Sunday, April 10, 2011

Suit Against Notorious D.C.-Area Foreclosure Rescue Operator To Undo Sale Leaseback, Equity Stripping Scam Allowed To Continue

In a preliminary ruling back in November, a U.S. District Court in Washington, D.C. refused to dismiss a lawsuit brought by a homeowner who was allegedly screwed-over in a sale leaseback equity stripping ripoff by by notorious, D.C.-area foreclosure rescue operators Vincent Abell, Calvin Baltimore, and Modern Management Company.(1)

Also named in the lawsuit is Wells Fargo which, in a separate transaction, allegedly made a predatory loan.

The court described the basis for the lawsuit as follows:

  • With respect to Abell, Baltimore, and Modern Management, [homeowner George R.] Hughes alleges violations of the D.C. Consumer Protection Procedures Act ("CPPA"), the Truth in Lending Act ("TILA") and the Home Ownership and Equity Protection Act ("HOEPA"), common law fraud, usury, and a claim for an equitable mortgage.

    As to Wells Fargo, Hughes alleges violations of CPPA and a common law negligence claim.

    And as against both Abell and Wells Fargo, Hughes seeks to quiet title to his primary residence after refinancing his mortgage.

    Hughes alleges that while he believed he was securing a loan to save his home from foreclosure, in fact, Abell, Baltimore, and Modern Management engaged in a scheme to defraud Hughes of his home.

    Arising from a separate transaction, Hughes alleges that Wells Fargo provided him financing on unconscionable terms and misrepresented material facts(2).
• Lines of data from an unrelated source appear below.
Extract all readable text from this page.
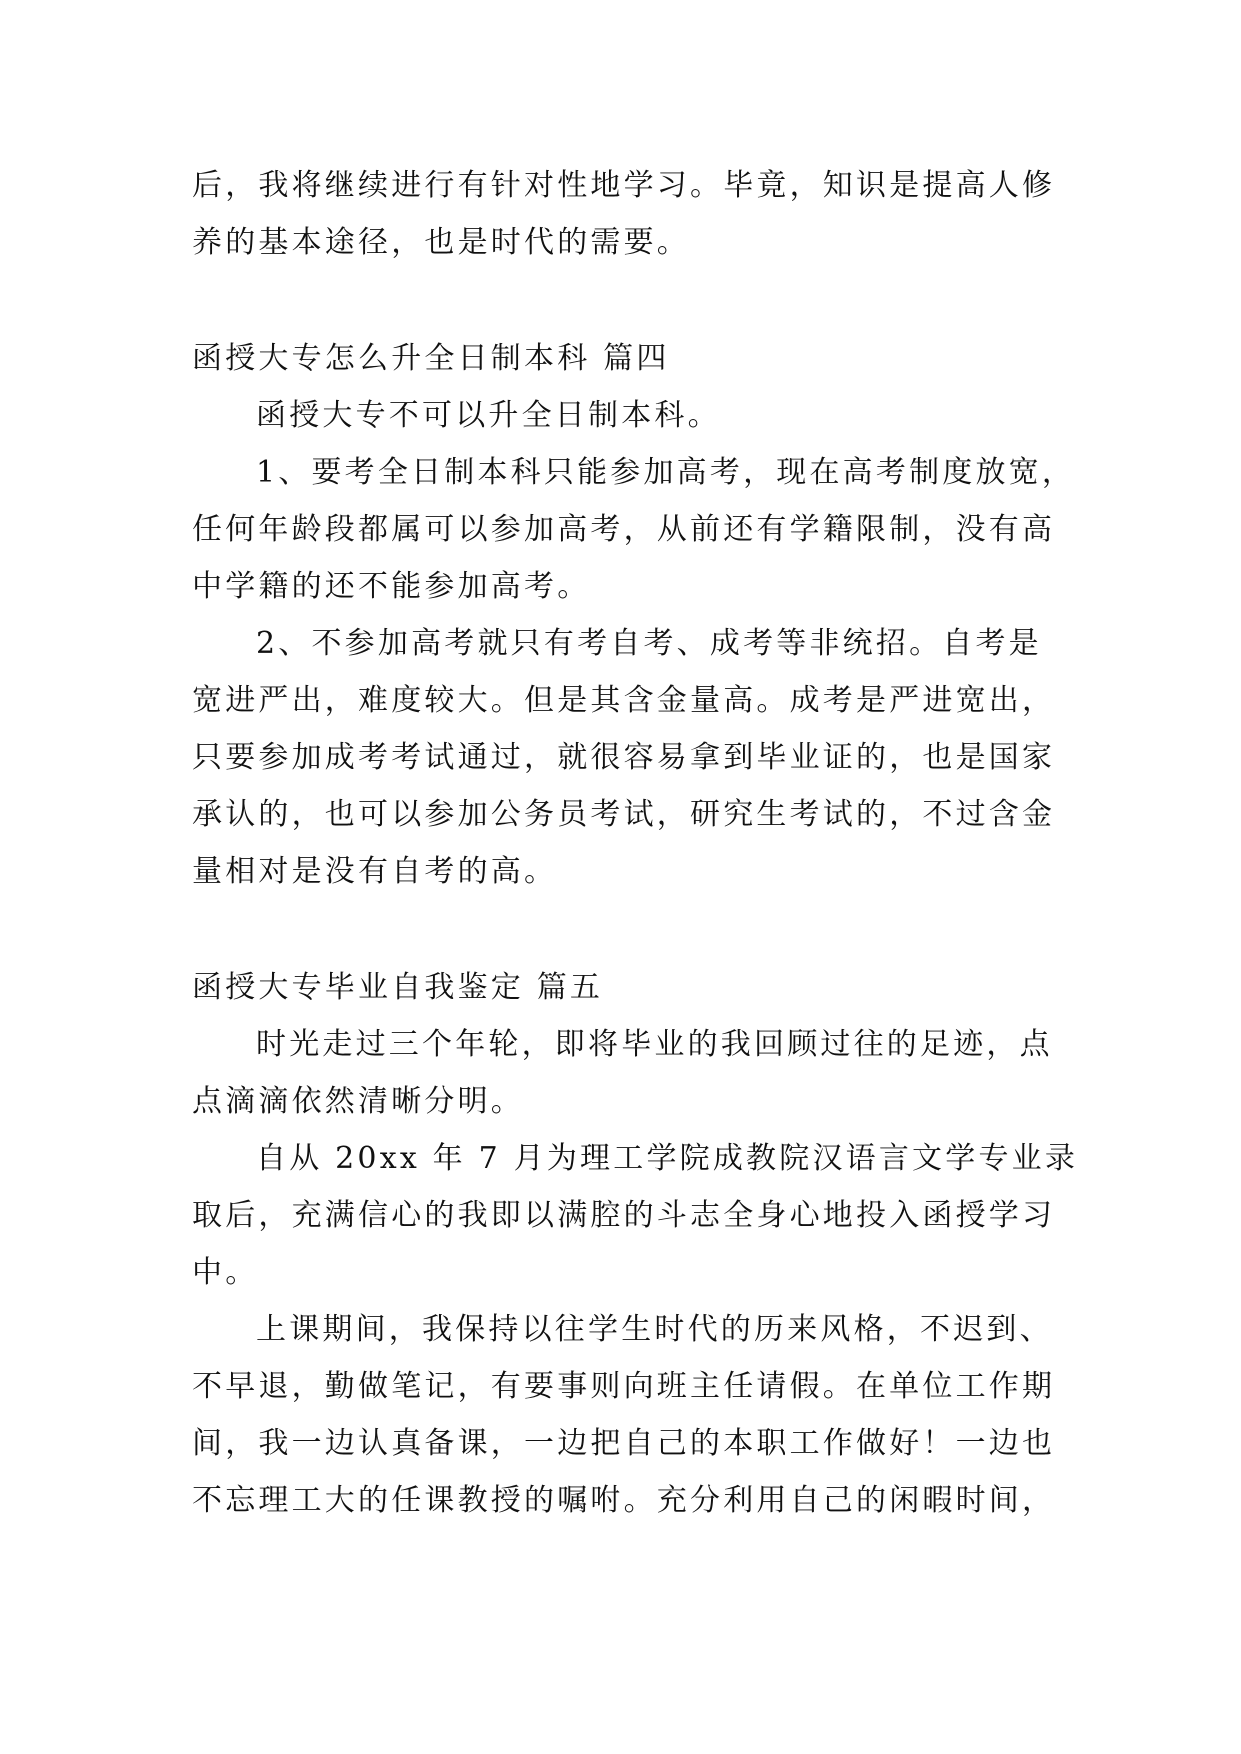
后，我将继续进行有针对性地学习。毕竟，知识是提高人修
养的基本途径，也是时代的需要。
函授大专怎么升全日制本科 篇四
函授大专不可以升全日制本科。
1、要考全日制本科只能参加高考，现在高考制度放宽，
任何年龄段都属可以参加高考，从前还有学籍限制，没有高
中学籍的还不能参加高考。
2、不参加高考就只有考自考、成考等非统招。自考是
宽进严出，难度较大。但是其含金量高。成考是严进宽出，
只要参加成考考试通过，就很容易拿到毕业证的，也是国家
承认的，也可以参加公务员考试，研究生考试的，不过含金
量相对是没有自考的高。
函授大专毕业自我鉴定 篇五
时光走过三个年轮，即将毕业的我回顾过往的足迹，点
点滴滴依然清晰分明。
自从 20xx 年 7 月为理工学院成教院汉语言文学专业录
取后，充满信心的我即以满腔的斗志全身心地投入函授学习
中。
上课期间，我保持以往学生时代的历来风格，不迟到、
不早退，勤做笔记，有要事则向班主任请假。在单位工作期
间，我一边认真备课，一边把自己的本职工作做好！一边也
不忘理工大的任课教授的嘱咐。充分利用自己的闲暇时间，
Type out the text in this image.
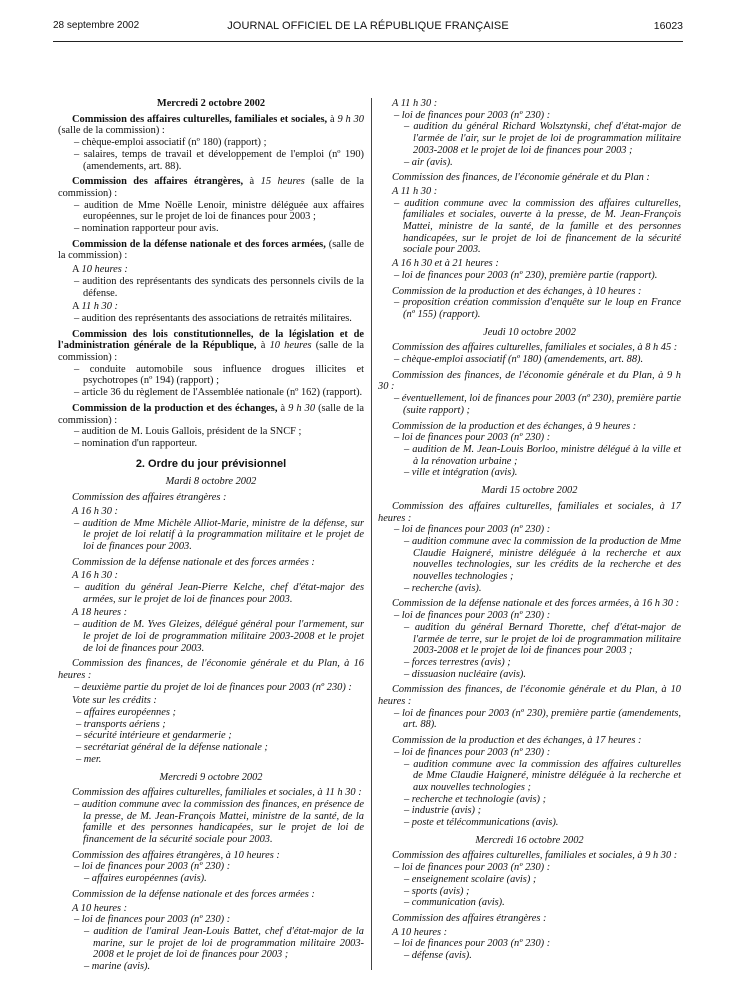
28 septembre 2002	JOURNAL OFFICIEL DE LA RÉPUBLIQUE FRANÇAISE	16023
Mercredi 2 octobre 2002

Commission des affaires culturelles, familiales et sociales, à 9 h 30 (salle de la commission) :

– chèque-emploi associatif (nº 180) (rapport) ;

– salaires, temps de travail et développement de l'emploi (nº 190) (amendements, art. 88).

Commission des affaires étrangères, à 15 heures (salle de la commission) :

– audition de Mme Noëlle Lenoir, ministre déléguée aux affaires européennes, sur le projet de loi de finances pour 2003 ;

– nomination rapporteur pour avis.

Commission de la défense nationale et des forces armées, (salle de la commission) :

A 10 heures :

– audition des représentants des syndicats des personnels civils de la défense.

A 11 h 30 :

– audition des représentants des associations de retraités militaires.

Commission des lois constitutionnelles, de la législation et de l'administration générale de la République, à 10 heures (salle de la commission) :

– conduite automobile sous influence drogues illicites et psychotropes (nº 194) (rapport) ;

– article 36 du règlement de l'Assemblée nationale (nº 162) (rapport).

Commission de la production et des échanges, à 9 h 30 (salle de la commission) :

– audition de M. Louis Gallois, président de la SNCF ;

– nomination d'un rapporteur.

2. Ordre du jour prévisionnel
Mardi 8 octobre 2002

Commission des affaires étrangères :

A 16 h 30 :

– audition de Mme Michèle Alliot-Marie, ministre de la défense, sur le projet de loi relatif à la programmation militaire et le projet de loi de finances pour 2003.

Commission de la défense nationale et des forces armées :

A 16 h 30 :

– audition du général Jean-Pierre Kelche, chef d'état-major des armées, sur le projet de loi de finances pour 2003.

A 18 heures :

– audition de M. Yves Gleizes, délégué général pour l'armement, sur le projet de loi de programmation militaire 2003-2008 et le projet de loi de finances pour 2003.

Commission des finances, de l'économie générale et du Plan, à 16 heures :

– deuxième partie du projet de loi de finances pour 2003 (nº 230) :

Vote sur les crédits :

– affaires européennes ;

– transports aériens ;

– sécurité intérieure et gendarmerie ;

– secrétariat général de la défense nationale ;

– mer.

Mercredi 9 octobre 2002

Commission des affaires culturelles, familiales et sociales, à 11 h 30 :

– audition commune avec la commission des finances, en présence de la presse, de M. Jean-François Mattei, ministre de la santé, de la famille et des personnes handicapées, sur le projet de loi de financement de la sécurité sociale pour 2003.

Commission des affaires étrangères, à 10 heures :

– loi de finances pour 2003 (nº 230) :

– affaires européennes (avis).

Commission de la défense nationale et des forces armées :

A 10 heures :

– loi de finances pour 2003 (nº 230) :

– audition de l'amiral Jean-Louis Battet, chef d'état-major de la marine, sur le projet de loi de programmation militaire 2003-2008 et le projet de loi de finances pour 2003 ;

– marine (avis).

A 11 h 30 :

– loi de finances pour 2003 (nº 230) :

– audition du général Richard Wolsztynski, chef d'état-major de l'armée de l'air, sur le projet de loi de programmation militaire 2003-2008 et le projet de loi de finances pour 2003 ;

– air (avis).

Commission des finances, de l'économie générale et du Plan :

A 11 h 30 :

– audition commune avec la commission des affaires culturelles, familiales et sociales, ouverte à la presse, de M. Jean-François Mattei, ministre de la santé, de la famille et des personnes handicapées, sur le projet de loi de financement de la sécurité sociale pour 2003.

A 16 h 30 et à 21 heures :

– loi de finances pour 2003 (nº 230), première partie (rapport).

Commission de la production et des échanges, à 10 heures :

– proposition création commission d'enquête sur le loup en France (nº 155) (rapport).

Jeudi 10 octobre 2002

Commission des affaires culturelles, familiales et sociales, à 8 h 45 :

– chèque-emploi associatif (nº 180) (amendements, art. 88).

Commission des finances, de l'économie générale et du Plan, à 9 h 30 :

– éventuellement, loi de finances pour 2003 (nº 230), première partie (suite rapport) ;

Commission de la production et des échanges, à 9 heures :

– loi de finances pour 2003 (nº 230) :

– audition de M. Jean-Louis Borloo, ministre délégué à la ville et à la rénovation urbaine ;

– ville et intégration (avis).

Mardi 15 octobre 2002

Commission des affaires culturelles, familiales et sociales, à 17 heures :

– loi de finances pour 2003 (nº 230) :

– audition commune avec la commission de la production de Mme Claudie Haigneré, ministre déléguée à la recherche et aux nouvelles technologies, sur les crédits de la recherche et des nouvelles technologies ;

– recherche (avis).

Commission de la défense nationale et des forces armées, à 16 h 30 :

– loi de finances pour 2003 (nº 230) :

– audition du général Bernard Thorette, chef d'état-major de l'armée de terre, sur le projet de loi de programmation militaire 2003-2008 et le projet de loi de finances pour 2003 ;

– forces terrestres (avis) ;

– dissuasion nucléaire (avis).

Commission des finances, de l'économie générale et du Plan, à 10 heures :

– loi de finances pour 2003 (nº 230), première partie (amendements, art. 88).

Commission de la production et des échanges, à 17 heures :

– loi de finances pour 2003 (nº 230) :

– audition commune avec la commission des affaires culturelles de Mme Claudie Haigneré, ministre déléguée à la recherche et aux nouvelles technologies ;

– recherche et technologie (avis) ;

– industrie (avis) ;

– poste et télécommunications (avis).

Mercredi 16 octobre 2002

Commission des affaires culturelles, familiales et sociales, à 9 h 30 :

– loi de finances pour 2003 (nº 230) :

– enseignement scolaire (avis) ;

– sports (avis) ;

– communication (avis).

Commission des affaires étrangères :

A 10 heures :

– loi de finances pour 2003 (nº 230) :

– défense (avis).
For the reasons discussed in its ruling, the court:

  • dismissed the usury charge as to Abell, Baltimore, and Modern Management on statute of limitations grounds,
  • allowed the lawsuit to proceed on the remaining allegations against all the defendants.

Representing the homeowner is the Legal Aid Society of the District of Columbia.(3)

For the ruling, see Hughes v. Abell, No. 09-220 (JDB) (D.D.C. November 17, 2010).

For the lawsuit, see Hughes v. Abell - Amended Complaint.

Go here for earlier posts on Vincent Abell.

(1) See DC High Court Affirms Punitive Damages Award Slamming Sale Leaseback Peddlers For $3.3M In Equity Stripping Foreclosure Rescue Ripoff for an example of earlier litigation involving Vincent Abell, Calvin Baltimore, and Modern Management.

Inasmuch as "both Abell and Baltimore have done time in federal prison for property schemes" according to a 2004 CBS News' story (see Loan Scam Targets Seniors' Homes (Washington Con Artists Preyed On Elderly People In Financial Trouble) (go here to watch related CBS News' video)), nothing short of additional criminal prosecution will put these guys out of business.

(2) With regard to the alleged predatory loan involving Wells Fargo, the D.C. Consumer Protection Procedures Act, according to the court, applies to real estate finance transactions like the one in this case, citing DeBerry v. First Gov't Mortgage & Investors Corp., 743 A.2d 699, 703 (D.C. 1999).

The court further noted:

  • Hughes's claim, as alleged, is analogous to other CPPA claims that have been sustained in this Circuit. In Williams v. First Government Mortgage & Investors Corp., 225 F.3d 738 (D.C. Cir. 2000), the D.C. Circuit upheld a jury verdict finding that the defendant had knowledge that there was no reasonable probability of payment on a refinanced mortgage requiring 57% of the plaintiff's monthly income. Id. at 744.

    Similarly, in Johnson v. Long Beach Mortgage Loan Trust 2001-4, 451 F. Supp. 2d 16 (D.D.C. 2006), the court declined to dismiss a complaint under section 28-3904(r)(1) alleging that loan payments would require more than half of the plaintiff's income. Id. at 38.

    Here, Hughes similarly alleges that Wells Fargo's terms require payment of nearly half of his income, or even more, given potential increases in the rate in the future. Hughes has satisfied his pleading burden, then, because he has alleged that Wells Fargo was aware that its terms would require approximately half of his income and that he had no prospects for increased income.

(3) The Legal Aid Society of the District of Columbia was formed in 1932 to provide civil legal aid to individuals, families and communities in the District who could not otherwise afford to hire a lawyer.